What is Shopper Marketing? It’s been defined in a number of ways, often in “mission statement” fashion, meaning a single sentence of 75 words or more that attempts include every detail. I won’t subject you to that form of punishment!
Instead, I’ll offer my own definition: Shopper Marketing is a discipline designed to drive growth by improving the shopping experience for the shopper.
That may sound basic and obvious, but the twist is that implementing Shopper Marketing is anything but basic and obvious.

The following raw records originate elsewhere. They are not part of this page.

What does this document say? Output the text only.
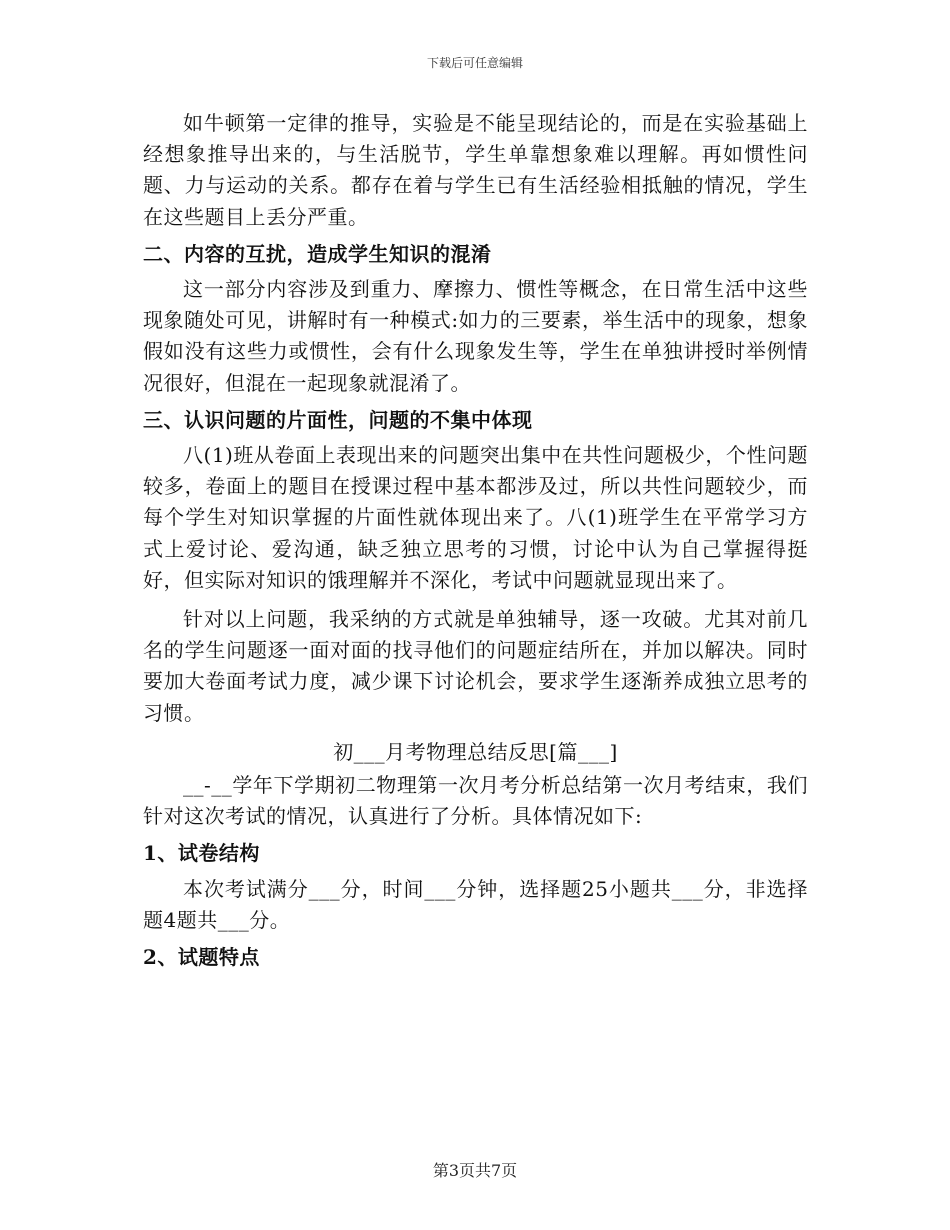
下载后可任意编辑

如牛顿第一定律的推导，实验是不能呈现结论的，而是在实验基础上经想象推导出来的，与生活脱节，学生单靠想象难以理解。再如惯性问题、力与运动的关系。都存在着与学生已有生活经验相抵触的情况，学生在这些题目上丢分严重。

二、内容的互扰，造成学生知识的混淆

这一部分内容涉及到重力、摩擦力、惯性等概念，在日常生活中这些现象随处可见，讲解时有一种模式:如力的三要素，举生活中的现象，想象假如没有这些力或惯性，会有什么现象发生等，学生在单独讲授时举例情况很好，但混在一起现象就混淆了。

三、认识问题的片面性，问题的不集中体现

八(1)班从卷面上表现出来的问题突出集中在共性问题极少，个性问题较多，卷面上的题目在授课过程中基本都涉及过，所以共性问题较少，而每个学生对知识掌握的片面性就体现出来了。八(1)班学生在平常学习方式上爱讨论、爱沟通，缺乏独立思考的习惯，讨论中认为自己掌握得挺好，但实际对知识的饿理解并不深化，考试中问题就显现出来了。

针对以上问题，我采纳的方式就是单独辅导，逐一攻破。尤其对前几名的学生问题逐一面对面的找寻他们的问题症结所在，并加以解决。同时要加大卷面考试力度，减少课下讨论机会，要求学生逐渐养成独立思考的习惯。

初___月考物理总结反思[篇___]

__-__学年下学期初二物理第一次月考分析总结第一次月考结束，我们针对这次考试的情况，认真进行了分析。具体情况如下:

1、试卷结构

本次考试满分___分，时间___分钟，选择题25小题共___分，非选择题4题共___分。

2、试题特点

第3页共7页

It is incredibly complicated because it involves every aspect of the shopping experience, from the the usual stuff like promotions, displays and packaging up to and including store formats themselves (think in terms of the checkout area, for starters — plenty of room for improvement there, no?)
Underneath it all is one area that is largely alien to traditional marketers, whose focus has been almost exclusively on understanding consumers — that is, the consumption of goods and services. What’s been ignored is understanding shoppers — that is, consumers when they are in the shopping mode.
In other words, understanding consumers is not the same thing as understanding shoppers. There is some overlap between the two, of course, but if the ultimate goal is to drive growth (and it is), then doesn’t it make sense to gain insights into why a shopper decides to buy your brand versus someone else’s? There’s only one place that happens and that’s in the store — be it via bricks or clicks.
With that in mind, The Hub Magazine joined forces with Hoyt & Company, a consulting firm, and the Promotion Marketing Association, to codify what constitutes excellence in Shopper Marketing and benchmark against some standards in hopes of improving industry performance overall.
To ensure maximum objectivity, Hoyt & Company simply asked agencies to rate brand marketers, and vice versa, against ten key areas critical to success in Shopper Marketing. We published an executive summary of our findings in the May/June issue of The Hub.
In addition, we prepared a comprehensive report “The Hub Top 10: Shopper Marketing Excellence.” The report includes rankings of the top ten brand marketers and agencies in ten key performance areas critical to success in Shopper Marketing and a mini-primer on Shopper Marketing.
Perhaps not surprisingly, the weakest area for both the brand marketers and their agencies is, yes, shopper insights. Shopper Marketing may be the last great frontier of marketing … and the wagon train is leaving the depot.